I guess what I'm trying to say is that having these feelings - the sorrow, the revulsion, the pain - is a good thing. It means that you're human and that you care about other people in the way that you should. If you can channel those feelings into something productive, like working in some small way to try to prevent such horrors from happening to others, that might serve both to make your suffering meaningful and to make you feel a little better. But just know that having these feelings is a sign that your brain is working correctly, because incidents like this are horrifying, and we should be upset about others' suffering. I try to take comfort in having such feelings, because I believe that they're what spurs us to make the world better.
posted by decathecting at 2:20 PM on March 22, 2007


I never watch local news. Never. Why would I?

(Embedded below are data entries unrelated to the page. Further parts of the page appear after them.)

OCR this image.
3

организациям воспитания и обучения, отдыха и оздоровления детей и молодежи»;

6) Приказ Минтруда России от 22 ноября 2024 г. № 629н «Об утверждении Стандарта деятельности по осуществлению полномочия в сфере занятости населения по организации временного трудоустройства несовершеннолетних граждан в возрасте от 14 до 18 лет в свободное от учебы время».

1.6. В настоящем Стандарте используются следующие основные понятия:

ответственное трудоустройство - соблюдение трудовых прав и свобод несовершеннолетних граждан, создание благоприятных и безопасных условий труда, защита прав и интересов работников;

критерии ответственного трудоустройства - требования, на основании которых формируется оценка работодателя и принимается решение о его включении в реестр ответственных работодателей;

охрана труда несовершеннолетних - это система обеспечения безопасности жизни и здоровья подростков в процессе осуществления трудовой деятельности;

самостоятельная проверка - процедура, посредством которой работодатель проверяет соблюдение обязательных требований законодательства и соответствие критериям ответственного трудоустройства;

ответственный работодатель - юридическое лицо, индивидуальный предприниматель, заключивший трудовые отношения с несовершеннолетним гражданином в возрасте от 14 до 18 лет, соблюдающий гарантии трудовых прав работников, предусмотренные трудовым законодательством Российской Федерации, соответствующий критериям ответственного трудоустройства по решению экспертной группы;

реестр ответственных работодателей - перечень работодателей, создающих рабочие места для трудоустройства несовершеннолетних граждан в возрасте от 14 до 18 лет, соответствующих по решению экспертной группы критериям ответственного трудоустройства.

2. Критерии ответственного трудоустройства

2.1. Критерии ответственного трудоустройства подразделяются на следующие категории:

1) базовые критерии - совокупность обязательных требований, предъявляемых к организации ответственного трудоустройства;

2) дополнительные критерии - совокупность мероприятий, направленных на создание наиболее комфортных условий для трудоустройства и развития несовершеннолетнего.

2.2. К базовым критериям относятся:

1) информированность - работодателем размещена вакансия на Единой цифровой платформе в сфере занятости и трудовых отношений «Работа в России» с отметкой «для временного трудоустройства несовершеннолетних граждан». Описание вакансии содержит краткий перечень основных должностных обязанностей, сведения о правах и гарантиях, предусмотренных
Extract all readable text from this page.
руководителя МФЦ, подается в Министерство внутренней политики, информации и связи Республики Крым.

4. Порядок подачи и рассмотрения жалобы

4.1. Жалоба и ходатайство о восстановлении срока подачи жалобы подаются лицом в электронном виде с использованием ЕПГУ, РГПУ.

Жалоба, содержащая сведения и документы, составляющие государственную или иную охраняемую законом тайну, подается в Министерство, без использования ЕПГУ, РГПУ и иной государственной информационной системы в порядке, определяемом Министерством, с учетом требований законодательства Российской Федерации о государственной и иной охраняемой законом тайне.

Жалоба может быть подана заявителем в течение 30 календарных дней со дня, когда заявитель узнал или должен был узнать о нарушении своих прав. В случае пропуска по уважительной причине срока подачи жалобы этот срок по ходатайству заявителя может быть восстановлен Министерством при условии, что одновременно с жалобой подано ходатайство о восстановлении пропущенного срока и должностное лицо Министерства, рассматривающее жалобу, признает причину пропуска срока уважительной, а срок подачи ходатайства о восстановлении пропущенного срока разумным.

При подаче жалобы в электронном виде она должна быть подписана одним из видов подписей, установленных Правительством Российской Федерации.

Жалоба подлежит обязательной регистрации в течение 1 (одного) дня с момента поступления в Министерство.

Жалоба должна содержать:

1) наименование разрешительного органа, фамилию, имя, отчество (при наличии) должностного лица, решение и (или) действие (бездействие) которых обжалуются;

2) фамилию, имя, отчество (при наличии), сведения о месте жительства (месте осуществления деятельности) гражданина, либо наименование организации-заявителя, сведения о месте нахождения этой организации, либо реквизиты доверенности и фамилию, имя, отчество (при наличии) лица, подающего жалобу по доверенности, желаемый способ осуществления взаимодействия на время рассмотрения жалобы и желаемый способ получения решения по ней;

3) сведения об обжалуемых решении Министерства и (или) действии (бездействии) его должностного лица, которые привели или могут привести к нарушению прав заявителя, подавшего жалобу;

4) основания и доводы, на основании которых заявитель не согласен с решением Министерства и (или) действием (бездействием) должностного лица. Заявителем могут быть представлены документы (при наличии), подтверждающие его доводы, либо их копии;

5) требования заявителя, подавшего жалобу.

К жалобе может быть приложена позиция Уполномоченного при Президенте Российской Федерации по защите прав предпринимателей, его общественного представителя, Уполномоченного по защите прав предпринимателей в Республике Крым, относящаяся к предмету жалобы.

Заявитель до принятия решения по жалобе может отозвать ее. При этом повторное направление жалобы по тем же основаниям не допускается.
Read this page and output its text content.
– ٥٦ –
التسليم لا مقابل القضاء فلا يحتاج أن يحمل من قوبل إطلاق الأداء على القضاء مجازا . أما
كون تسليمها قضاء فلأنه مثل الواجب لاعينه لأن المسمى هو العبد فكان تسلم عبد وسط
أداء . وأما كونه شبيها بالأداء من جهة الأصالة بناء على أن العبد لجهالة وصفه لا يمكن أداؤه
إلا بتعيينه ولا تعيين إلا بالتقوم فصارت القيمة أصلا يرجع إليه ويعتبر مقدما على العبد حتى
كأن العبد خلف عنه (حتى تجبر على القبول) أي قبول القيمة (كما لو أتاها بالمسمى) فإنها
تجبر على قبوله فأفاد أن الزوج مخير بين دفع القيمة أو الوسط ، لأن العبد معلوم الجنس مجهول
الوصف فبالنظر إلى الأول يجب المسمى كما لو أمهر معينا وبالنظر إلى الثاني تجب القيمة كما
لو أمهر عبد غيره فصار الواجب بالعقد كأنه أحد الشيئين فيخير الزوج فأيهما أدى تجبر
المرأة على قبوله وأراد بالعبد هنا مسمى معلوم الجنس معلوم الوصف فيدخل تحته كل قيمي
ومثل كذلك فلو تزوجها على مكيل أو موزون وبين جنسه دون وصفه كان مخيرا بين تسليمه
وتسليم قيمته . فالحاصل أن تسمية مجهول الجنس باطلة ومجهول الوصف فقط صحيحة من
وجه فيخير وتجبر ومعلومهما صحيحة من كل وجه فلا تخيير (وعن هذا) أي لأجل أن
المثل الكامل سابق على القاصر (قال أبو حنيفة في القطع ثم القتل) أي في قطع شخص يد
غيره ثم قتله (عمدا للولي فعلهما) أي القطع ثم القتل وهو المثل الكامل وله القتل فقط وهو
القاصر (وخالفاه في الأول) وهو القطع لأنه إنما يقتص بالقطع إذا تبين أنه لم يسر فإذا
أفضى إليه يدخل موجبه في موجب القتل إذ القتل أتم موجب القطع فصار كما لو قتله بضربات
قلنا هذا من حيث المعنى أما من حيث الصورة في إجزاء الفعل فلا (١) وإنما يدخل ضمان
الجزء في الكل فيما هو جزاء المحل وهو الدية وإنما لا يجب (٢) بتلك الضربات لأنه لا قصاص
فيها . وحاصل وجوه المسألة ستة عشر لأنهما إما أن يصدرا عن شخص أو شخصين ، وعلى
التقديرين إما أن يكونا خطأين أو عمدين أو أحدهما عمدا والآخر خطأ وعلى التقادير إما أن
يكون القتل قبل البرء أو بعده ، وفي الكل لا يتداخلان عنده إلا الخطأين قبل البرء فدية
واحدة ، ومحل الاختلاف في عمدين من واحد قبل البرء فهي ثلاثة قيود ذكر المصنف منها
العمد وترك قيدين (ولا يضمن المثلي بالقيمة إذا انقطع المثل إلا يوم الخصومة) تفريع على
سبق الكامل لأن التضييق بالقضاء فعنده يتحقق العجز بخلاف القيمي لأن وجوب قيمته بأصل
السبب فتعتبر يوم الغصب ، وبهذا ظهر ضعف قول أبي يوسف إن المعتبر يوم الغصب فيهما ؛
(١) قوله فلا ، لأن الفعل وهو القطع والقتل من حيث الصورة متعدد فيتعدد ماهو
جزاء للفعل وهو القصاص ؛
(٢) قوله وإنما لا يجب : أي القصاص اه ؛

If instead of music, Reginald Denny had been listening to the radio on April 29, 1992, he would've known better than to drive into the intersection of Florence and Normandie. This demonstrates how it's dangerous to completely tune out what's happening around you. On the other hand, I reject most TV news for reasons detailed above, so I completely agree with the suggestion to stop watching TV News. In fact, just stop watching TV -- you'll feel much better.
posted by Rash at 11:56 AM on March 23, 2007


When I was ten years old, my mom's co-worker's daughter (who was 19) was kidnapped, raped, and murdered. We are in a low-crime city where "things like this just don't happen." My mom didn't want me reading what happened in the paper, but my babysitter showed me the article.

It bothered me growing up. She was working the night shift alone at a convenience store at the time, and so for the longest time I told my mom I'd never work at night alone. I never knew the girl, but just having read the paper and talked to my mom about it, it bothered me. (I think the key thing to point out how this relates to your situation, is that my mom and I didn't know the girl.)

A few years ago, nearly 25 years after she died, I wanted to put an end to my thinking about it. I found her parents listed in the phone book, but I felt it wouldn't be appropriate to contact them for my own selfish need for closure. I asked around on FindAGrave.com, and someone found her grave for me (it wasn't listed on the site - they found it in a library archive.) I haven't done it yet, because she is buried several hours away, but I plan to someday stop and place a rose at her grave. Just knowing that I can do that has helped me immensely. I think it's given me closure.

So even if perhaps you can't go to this actual child's grave, could you go to a cemetery where there's perhaps a statue or monument to deceased children, or even maybe a statue of an angel, leave a rose, and use that to give yourself closure? Or perhaps go to a church and light a candle for the child? Just do something... some small action... and it will help, I think.

And as so many others have said, you are not alone. America's Most Wanted ran a segment on a wanted man named James Bulger, who is no relation to the murdered child Jamie Bulger, but his name reminded me of the child and I still feel sad for him. I think everyone feels especially horrified when it's a child who is murdered.